Agenturen dpa, 18:14 Uhr, 11.10.2011
Rechtliche Zweifel an «Demokratie-Erklärung»
Umstritten war Sachsens «Demokratie-Erklärung» schon immer. Nun können ihre Gegner auch verfassungsrechtliche Bedenken geltend machen. Noch denkt das Innenministerium aber nicht an einen Verzicht.
Dresden (dpa/sn) - Die vom Innenministerium verlangte sogenannte Demokratie-Erklärung verstößt nach Ansicht der Landtagsjuristen gegen geltendes Verfassungsrecht. Wenn bei Förderanträgen ein Bekenntnis zur freiheitlich demokratischen Grundordnung verlangt werde, werde «in nicht gerechtfertigter Weise in das Grundrecht auf freie Meinungsäußerung eingegriffen», heißt es in einem am Dienstag in Dresden bekanntgewordenen 29-seitigen Gutachten des Wissenschaftlichen Dienstes des Parlaments. Zudem werde damit gegen das in der sächsischen Verfassung und im Grundgesetz garantierte Gleichbehandlungsgebot verstoßen.
>>> PDF Gutachten des Jur. Dienstes
Die Grünen-Fraktion, die die Expertise in Auftrag gegeben hatte, sprach von einer «heftigen Ohrfeige für CDU-Innenminister Markus Ulbig». Zur «politischen Absurdität» der Erklärung komme nun auch die Bestätigung für schwerwiegende verfassungsrechtliche Bedenken. Ulbig müsse von der Demokratie-Erklärung Abstand nehmen, verlangte der Extremismus-Experte der Grünen, Miro Jennerjahn. Die gleiche Forderung erhob der SPD-Abgeordnete Henning Homann. Das Gutachten belege, dass die Demokratie-Erklärung jeglicher Grundlage entbehre. Sie müsse daher sofort zurückgezogen werden.

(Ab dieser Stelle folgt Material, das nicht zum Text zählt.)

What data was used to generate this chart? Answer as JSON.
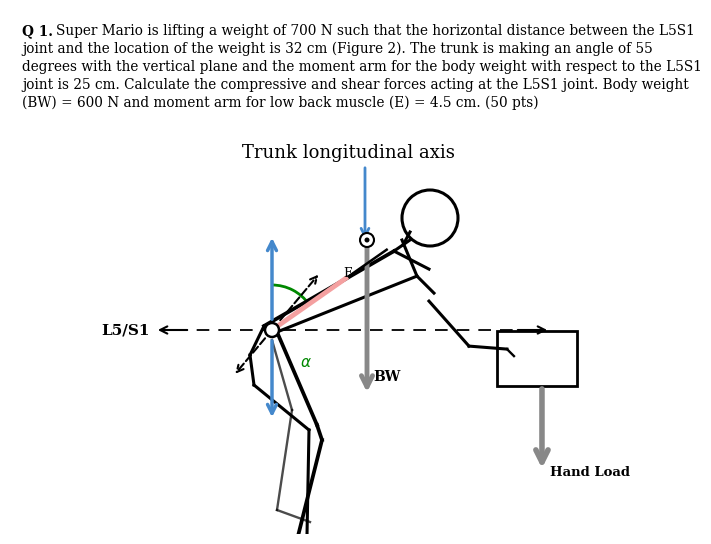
{
  "title_text": "Trunk longitudinal axis",
  "title_fontsize": 13,
  "para_line1": "Q 1. Super Mario is lifting a weight of 700 N such that the horizontal distance between the L5S1",
  "para_line2": "joint and the location of the weight is 32 cm (Figure 2). The trunk is making an angle of 55",
  "para_line3": "degrees with the vertical plane and the moment arm for the body weight with respect to the L5S1",
  "para_line4": "joint is 25 cm. Calculate the compressive and shear forces acting at the L5S1 joint. Body weight",
  "para_line5": "(BW) = 600 N and moment arm for low back muscle (E) = 4.5 cm. (50 pts)",
  "para_fontsize": 9.8,
  "bg_color": "#ffffff",
  "text_color": "#000000",
  "blue_color": "#4488cc",
  "pink_color": "#f4a0a0",
  "green_color": "#008800",
  "gray_color": "#888888",
  "l5s1_label": "L5/S1",
  "bw_label": "BW",
  "handload_label": "Hand Load",
  "e_label": "E"
}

Ulbigs Ministerium erklärte, dass das Gutachten geprüft werde. «Die Erklärung soll verhindern, dass Extremisten und Feinde der Demokratie Fördergelder erhalten», sagte Sprecher Frank Wend. Zugleich widersprach er der Darstellung Jennerjahns und Homanns, dass sich die Erklärung bereits negativ auf die Arbeit der Demokratie-Projekte auswirke. «Die angebliche Verunsicherung bei den Projektträgern kann von uns nicht festgestellt werden», sagte Wend. «Die Opposition soll aufhören, das erfolgreiche Förderprogramm öffentlich schlecht zu reden.»
Über die Erklärung zur Verfassungstreue hatte es in Sachsen monatelange Debatten gegeben. Dennoch hatten zuletzt fast alle Antragsteller das Papier unterschrieben. Laut Innenministerium gab es nur zwei Verweigerer und etwa 100 Unterzeichner. Demokratie-Projekte, die das Bekenntnis nicht abgeben, sind von der jährlich knapp zwei Millionen Euro umfassenden Förderung im Landesprogramm «Weltoffenes Sachsen» ausgeschlossen.
Ausgebrochen war der Konflikt bei der Vergabe des Sächsischen Förderpreises für Demokratie Anfang November 2010. Das Alternative Kultur- und Bildungszentrum Sächsische Schweiz (AKuBiZ) aus Pirna hatte kurzfristig die Annahme des Preises verweigert und dies mit der damals vorgelegten Extremismus-Klausel begründet. Infolge der Auseinandersetzung hatte die Regierung schließlich den Wortlaut der Erklärung verändert und darauf verzichtet, die Vereine auch auf eine Überprüfung «extremistischer Strukturen» bei ihren Partnern zu verpflichten.
Für den diesjährigen Förderpreis, der nunmehr ohne Beteiligung der Staatsregierung ausgerichtet wird, liegen 67 Bewerbungen vor. Er soll am 9. November verliehen werden. Der Jury gehören unter anderem «Prinzen»-Sänger Sebastian Krumbiegel und Ex-Bundesverkehrsminister Wolfgang Tiefensee (SPD) an.